The project underway is to build out the ground floor level, an additional 1,600 square feet, providing a light and humidity controlled environment. By moving a significant part of the existing collection downstairs, it will mean additional room upstairs for educational programs.

Work started on April 8th with an expected completion date at the end of December.

The architect is John Fülöp Associates, Architects & Planners in West Stockbridge. Great Barrington landscape architect Craig Okerstrom-Lang donated the site plan. SS Home Improvements, under the direction of Steve Seddon, is the general contractor. Local subcontractors Andrus Power Solutions, MT Cavanaugh, Pepino’s HVAC, Mount Everett Landscaping, Ben Powers Mowing, James Johnston Masonry, Joe Wilkinson Excavating, and FH Custom Painting, all contributed to a well-crafted finished product. Materials were sourced from Herrington’s, Lee Tile and Stone, Plimpton & Hills, Decker & Beebe, and Habitat for Humanity’s resale store in Canaan, CT. The striking granite bench in the courtyard was created by Allen Williams of Chester Granite Company. 

Support

In addition to friends of the Schumacher Center, generous support has come from Jane and Jack Fitzpatrick Trust, whose family members own the Red Lion Inn in Stockbridge and Race Brook Lodge in Sheffield, and from Ed Herrington, Inc., the premier local supplier of building equipment, based in Hillsdale, NY.

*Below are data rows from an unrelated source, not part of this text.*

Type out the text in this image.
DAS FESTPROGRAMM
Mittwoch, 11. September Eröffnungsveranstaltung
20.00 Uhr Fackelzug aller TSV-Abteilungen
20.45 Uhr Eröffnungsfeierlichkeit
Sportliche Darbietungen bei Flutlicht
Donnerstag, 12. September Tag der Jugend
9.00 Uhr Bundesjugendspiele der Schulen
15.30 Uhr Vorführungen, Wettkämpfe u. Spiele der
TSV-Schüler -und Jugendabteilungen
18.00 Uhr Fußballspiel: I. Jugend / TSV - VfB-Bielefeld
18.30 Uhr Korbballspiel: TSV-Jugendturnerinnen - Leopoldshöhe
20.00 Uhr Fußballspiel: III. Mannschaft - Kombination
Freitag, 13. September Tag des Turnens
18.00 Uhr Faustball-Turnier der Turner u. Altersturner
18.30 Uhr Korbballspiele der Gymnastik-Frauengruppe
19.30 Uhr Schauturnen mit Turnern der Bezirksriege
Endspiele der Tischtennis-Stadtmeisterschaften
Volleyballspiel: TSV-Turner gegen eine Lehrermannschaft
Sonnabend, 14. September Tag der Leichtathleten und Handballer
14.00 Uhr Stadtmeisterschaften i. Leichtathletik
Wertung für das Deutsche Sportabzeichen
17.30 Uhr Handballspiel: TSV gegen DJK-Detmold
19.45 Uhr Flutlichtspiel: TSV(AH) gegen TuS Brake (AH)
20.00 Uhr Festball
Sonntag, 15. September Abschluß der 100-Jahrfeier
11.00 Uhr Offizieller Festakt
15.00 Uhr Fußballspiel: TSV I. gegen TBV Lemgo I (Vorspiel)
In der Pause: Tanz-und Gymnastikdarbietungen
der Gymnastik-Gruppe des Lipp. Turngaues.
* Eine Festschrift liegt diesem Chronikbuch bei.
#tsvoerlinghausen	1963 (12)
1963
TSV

Additional support is still needed to meet final construction costs. Please direct your tax-exempt donation to Schumacher Center, 140 Jug End Road, Great Barrington, MA 01230. Donations may also be made in BerkShares local currency, stock, or cryptocurrencies.  

A celebratory open house will be held in the Spring after all books and papers have been moved to their new location and the upper floor reconfigured for gatherings. To follow progress on renovations visit centerforneweconomics.org/library-renovation/.

Thank you

  A hearty thanks to all those who have made this project a reality.

The completion of renovations to the Schumacher Center’s Library will enable:

  • Responsible stewardship of the books and papers of internationally respected economist, E. F. Schumacher and other collections of national and local significance under light and humidity-controlled conditions;
  • Gracious hosting of national and international researchers and visitors inspired by the local economic programs here in the Berkshires and library collections;
  • Convening of local groups in the enlarged upstairs space around issues of affordable housing, import replacement of goods, maintaining the vitality and viability of Main Street businesses, increasing local sourcing of food, diversifying access to land, creating local investment tools, increasing citizen support for local businesses, and fostering youth entrepreneurship;
  • Collaboration with academic institutions to host classes and offer internships;
  • Partnerships with aligned organizations to develop a new economics curriculum and offer trainings on becoming community economists; and
  • In general heighten the organization’s capacity to implement education programs on the theme of building just and sustainable economies.